Mais, le lendemain, ayant pris connaissance du testament, il oublia sa douleur, s’encoléra :

— Ah ! mais non !… Ah ! mais non !… je n’accepte pas !… Je suis volé !… Je plaiderai…

Plus tard, il se montra d’une âpreté farouche dans le partage du mobilier, menaça d’envoyer l’huissier à mon père, pour un torchon, pour une casserole…

Enfin, les affaires réglées, et mis en possession de l’héritage, il vendit tout ce qu’il possédait et partit pour Paris.

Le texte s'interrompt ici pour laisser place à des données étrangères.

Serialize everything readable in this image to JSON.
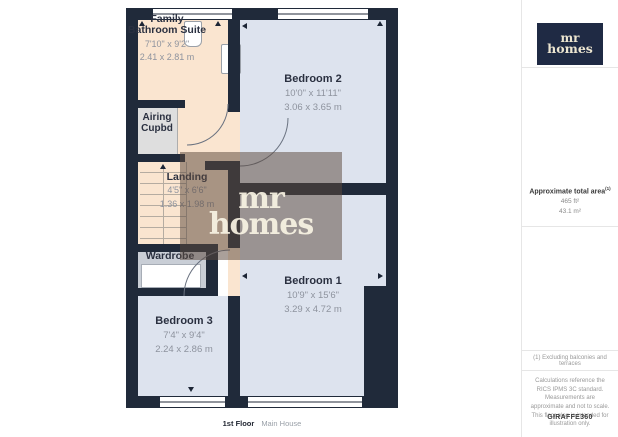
{
  "floorplan": {
    "rooms": {
      "bathroom": {
        "name": "Family Bathroom Suite",
        "dims_ft": "7'10\" x 9'2\"",
        "dims_m": "2.41 x 2.81 m"
      },
      "airing": {
        "name": "Airing Cupbd"
      },
      "landing": {
        "name": "Landing",
        "dims_ft": "4'5\" x 6'6\"",
        "dims_m": "1.36 x 1.98 m"
      },
      "wardrobe": {
        "name": "Wardrobe"
      },
      "bedroom2": {
        "name": "Bedroom 2",
        "dims_ft": "10'0\" x 11'11\"",
        "dims_m": "3.06 x 3.65 m"
      },
      "bedroom1": {
        "name": "Bedroom 1",
        "dims_ft": "10'9\" x 15'6\"",
        "dims_m": "3.29 x 4.72 m"
      },
      "bedroom3": {
        "name": "Bedroom 3",
        "dims_ft": "7'4\" x 9'4\"",
        "dims_m": "2.24 x 2.86 m"
      }
    },
    "footer": {
      "floor": "1st Floor",
      "building": "Main House"
    },
    "watermark": {
      "line1": "mr",
      "line2": "homes"
    }
  },
  "sidebar": {
    "logo": {
      "line1": "mr",
      "line2": "homes"
    },
    "area": {
      "heading": "Approximate total area",
      "note_marker": "(1)",
      "value_ft": "465 ft²",
      "value_m": "43.1 m²"
    },
    "footnote": "(1) Excluding balconies and terraces",
    "disclaimer": "Calculations reference the RICS IPMS 3C standard. Measurements are approximate and not to scale. This floor plan is intended for illustration only.",
    "brand": "GIRAFFE360"
  },
  "colors": {
    "wall": "#202a3a",
    "bedroom_fill": "#dde3ee",
    "hall_fill": "#fae5d0",
    "cupboard_fill": "#dedede",
    "wardrobe_fill": "#c9ced6",
    "logo_navy": "#1f2a44",
    "logo_cream": "#ece5d0",
    "watermark_overlay": "rgba(92,73,62,0.52)"
  }
}
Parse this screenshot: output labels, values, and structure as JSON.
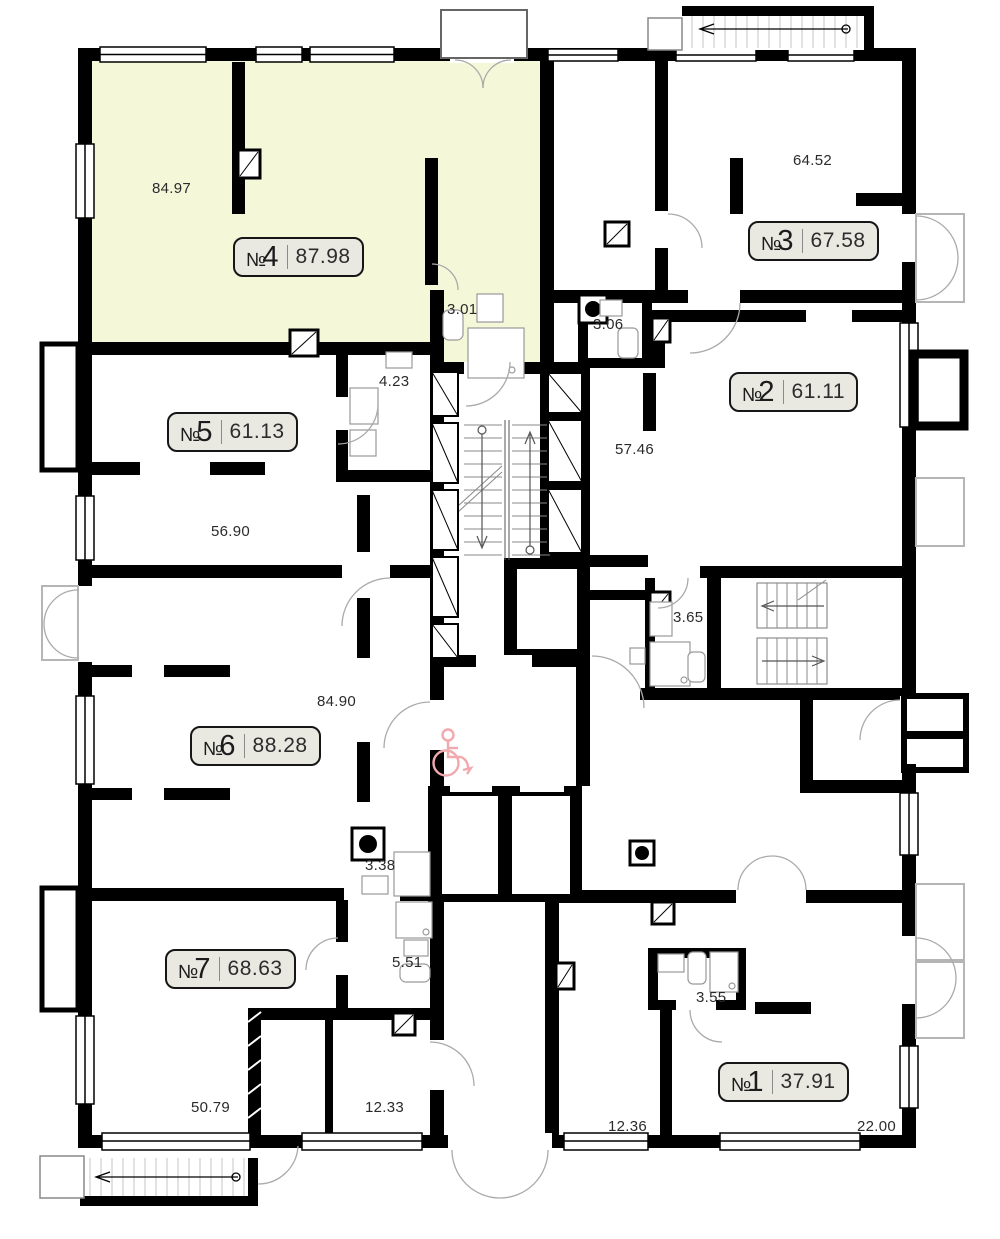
{
  "plan_title": "Floor plan with apartments 1-7",
  "colors": {
    "highlight_apartment_fill": "#f5f8d8",
    "wall": "#000000",
    "badge_background": "#e9e9e2",
    "accessibility_icon_pink": "#f2a9ad"
  },
  "icons": {
    "accessibility": "wheelchair-icon",
    "exit_arrows": "stair-direction-arrow"
  },
  "apartments": [
    {
      "prefix": "№",
      "digit": "1",
      "area": "37.91"
    },
    {
      "prefix": "№",
      "digit": "2",
      "area": "61.11"
    },
    {
      "prefix": "№",
      "digit": "3",
      "area": "67.58"
    },
    {
      "prefix": "№",
      "digit": "4",
      "area": "87.98"
    },
    {
      "prefix": "№",
      "digit": "5",
      "area": "61.13"
    },
    {
      "prefix": "№",
      "digit": "6",
      "area": "88.28"
    },
    {
      "prefix": "№",
      "digit": "7",
      "area": "68.63"
    }
  ],
  "room_areas": [
    "84.97",
    "64.52",
    "3.01",
    "3.06",
    "4.23",
    "57.46",
    "56.90",
    "3.65",
    "84.90",
    "3.38",
    "5.51",
    "3.55",
    "50.79",
    "12.33",
    "12.36",
    "22.00"
  ]
}
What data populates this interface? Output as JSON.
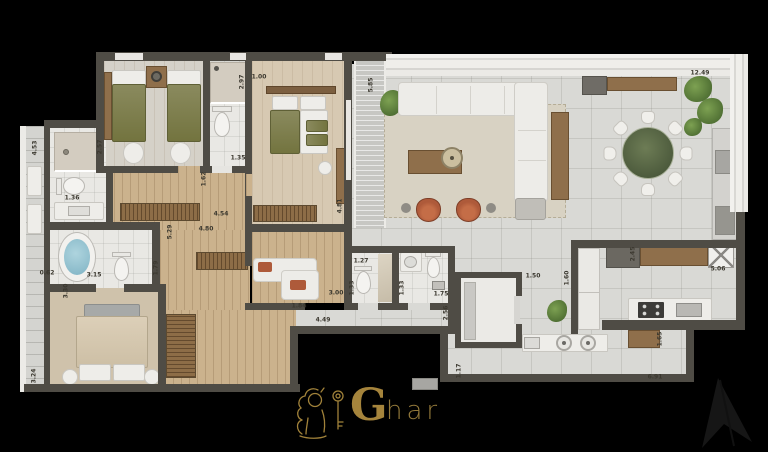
{
  "brand": {
    "g": "G",
    "har": "har",
    "mark": "lion-with-key-icon"
  },
  "plan": {
    "dimension_labels": [
      {
        "text": "2.57",
        "x": 100,
        "y": 147,
        "v": 1
      },
      {
        "text": "2.97",
        "x": 242,
        "y": 82,
        "v": 1
      },
      {
        "text": "1.00",
        "x": 259,
        "y": 77,
        "v": 0
      },
      {
        "text": "1.35",
        "x": 238,
        "y": 158,
        "v": 0
      },
      {
        "text": "1.62",
        "x": 204,
        "y": 179,
        "v": 1
      },
      {
        "text": "5.85",
        "x": 371,
        "y": 85,
        "v": 1
      },
      {
        "text": "4.81",
        "x": 340,
        "y": 206,
        "v": 1
      },
      {
        "text": "4.54",
        "x": 221,
        "y": 214,
        "v": 0
      },
      {
        "text": "4.80",
        "x": 206,
        "y": 229,
        "v": 0
      },
      {
        "text": "5.29",
        "x": 170,
        "y": 232,
        "v": 1
      },
      {
        "text": "12.49",
        "x": 700,
        "y": 73,
        "v": 0
      },
      {
        "text": "4.53",
        "x": 35,
        "y": 148,
        "v": 1
      },
      {
        "text": "1.36",
        "x": 72,
        "y": 198,
        "v": 0
      },
      {
        "text": "0.62",
        "x": 47,
        "y": 273,
        "v": 0
      },
      {
        "text": "3.15",
        "x": 94,
        "y": 275,
        "v": 0
      },
      {
        "text": "1.79",
        "x": 156,
        "y": 268,
        "v": 1
      },
      {
        "text": "3.30",
        "x": 66,
        "y": 291,
        "v": 1
      },
      {
        "text": "3.24",
        "x": 34,
        "y": 376,
        "v": 1
      },
      {
        "text": "1.27",
        "x": 361,
        "y": 261,
        "v": 0
      },
      {
        "text": "1.33",
        "x": 352,
        "y": 288,
        "v": 1
      },
      {
        "text": "3.00",
        "x": 336,
        "y": 293,
        "v": 0
      },
      {
        "text": "1.84",
        "x": 299,
        "y": 306,
        "v": 0
      },
      {
        "text": "4.49",
        "x": 323,
        "y": 320,
        "v": 0
      },
      {
        "text": "1.33",
        "x": 402,
        "y": 288,
        "v": 1
      },
      {
        "text": "1.75",
        "x": 441,
        "y": 294,
        "v": 0
      },
      {
        "text": "2.56",
        "x": 446,
        "y": 313,
        "v": 1
      },
      {
        "text": "1.50",
        "x": 533,
        "y": 276,
        "v": 0
      },
      {
        "text": "1.60",
        "x": 567,
        "y": 278,
        "v": 1
      },
      {
        "text": "2.45",
        "x": 633,
        "y": 254,
        "v": 1
      },
      {
        "text": "5.06",
        "x": 718,
        "y": 269,
        "v": 0
      },
      {
        "text": "1.17",
        "x": 459,
        "y": 371,
        "v": 1
      },
      {
        "text": "6.91",
        "x": 655,
        "y": 377,
        "v": 0
      },
      {
        "text": "1.65",
        "x": 660,
        "y": 339,
        "v": 1
      }
    ]
  },
  "colors": {
    "bg": "#000000",
    "wall": "#4f4c45",
    "tile": "#d9d9d5",
    "wood": "#cbb28d",
    "tan": "#d7c9b2",
    "carpet": "#cfc2ab",
    "bath": "#e9e8e4",
    "woodfurn": "#8f6f4b",
    "olive": "#7e7f52",
    "terracotta": "#ae5a3a",
    "plantc": "#4f6f33",
    "marble": "#5c6b49",
    "gold": "#a5843c"
  }
}
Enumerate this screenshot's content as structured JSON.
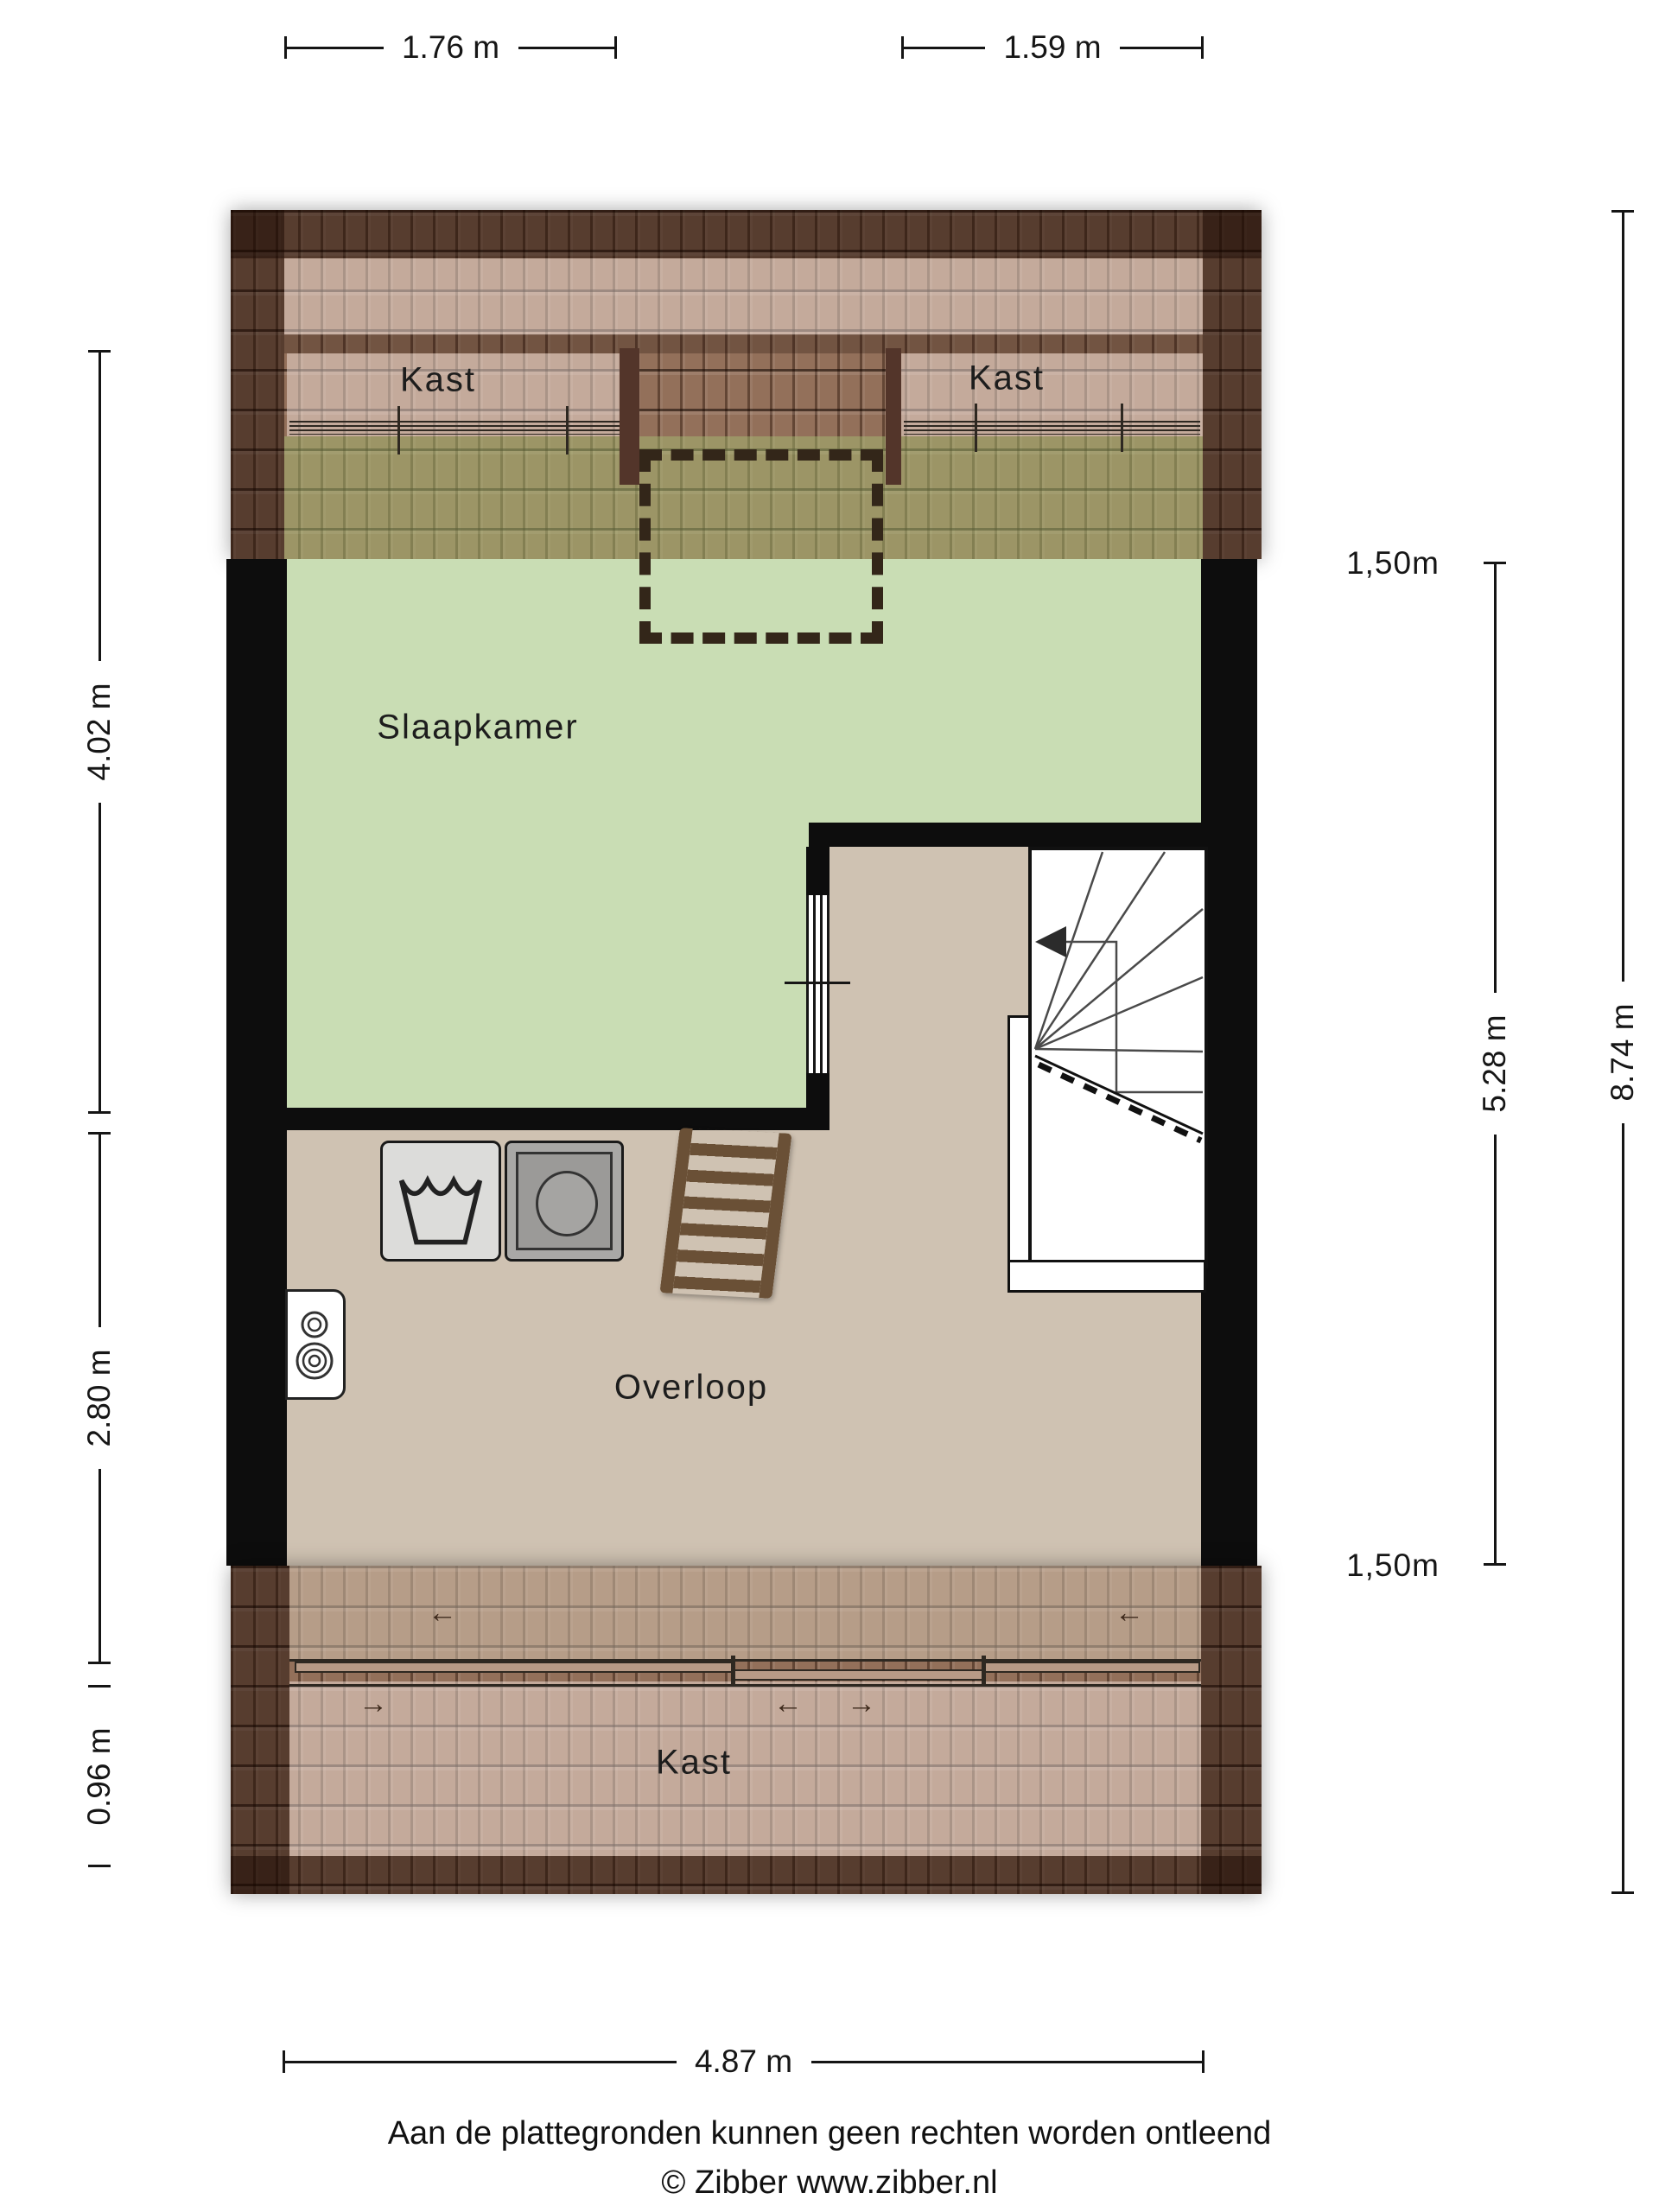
{
  "rooms": {
    "slaapkamer": {
      "label": "Slaapkamer"
    },
    "overloop": {
      "label": "Overloop"
    },
    "kast_top_left": {
      "label": "Kast"
    },
    "kast_top_right": {
      "label": "Kast"
    },
    "kast_bottom": {
      "label": "Kast"
    }
  },
  "dimensions": {
    "top_left": "1.76 m",
    "top_right": "1.59 m",
    "left_upper": "4.02 m",
    "left_middle": "2.80 m",
    "left_lower": "0.96 m",
    "right_headroom_top": "1,50m",
    "right_span": "5.28 m",
    "right_headroom_bottom": "1,50m",
    "right_total": "8.74 m",
    "bottom": "4.87 m"
  },
  "annotations": {
    "slide_left": "←",
    "slide_right": "→"
  },
  "footer": {
    "disclaimer": "Aan de plattegronden kunnen geen rechten worden ontleend",
    "copyright": "© Zibber www.zibber.nl"
  },
  "colors": {
    "floor_green": "#c9ddb4",
    "floor_tan": "#cfc2b2",
    "roof_base": "#93705a",
    "wall": "#0d0d0d",
    "wood_wall": "#53352a",
    "dash": "#332619",
    "ladder_wood": "#6a5036"
  }
}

Durant six ans, il ne donna aucun signe de vie. Était-il mort ou vivant ? Que faisait-il ? Mon père tenta, mais vainement, de recueillir quelques renseignements. On apprit que Jules avait abandonné sa cure sans autorisation, et ce fut tout. Lorsque M. Bizieux, un marchand de nouveautés de Viantais, allait à Paris, pour faire ses achats, mon père lui recommandait de s’informer, de voir, de regarder dans les rues… Qui sait ?… Un hasard !… M. Bizieux revenait :

— Ah ! j’en ai pourtant vu, du monde !… C’est pas l’embarras… Mais point de monsieur l’abbé.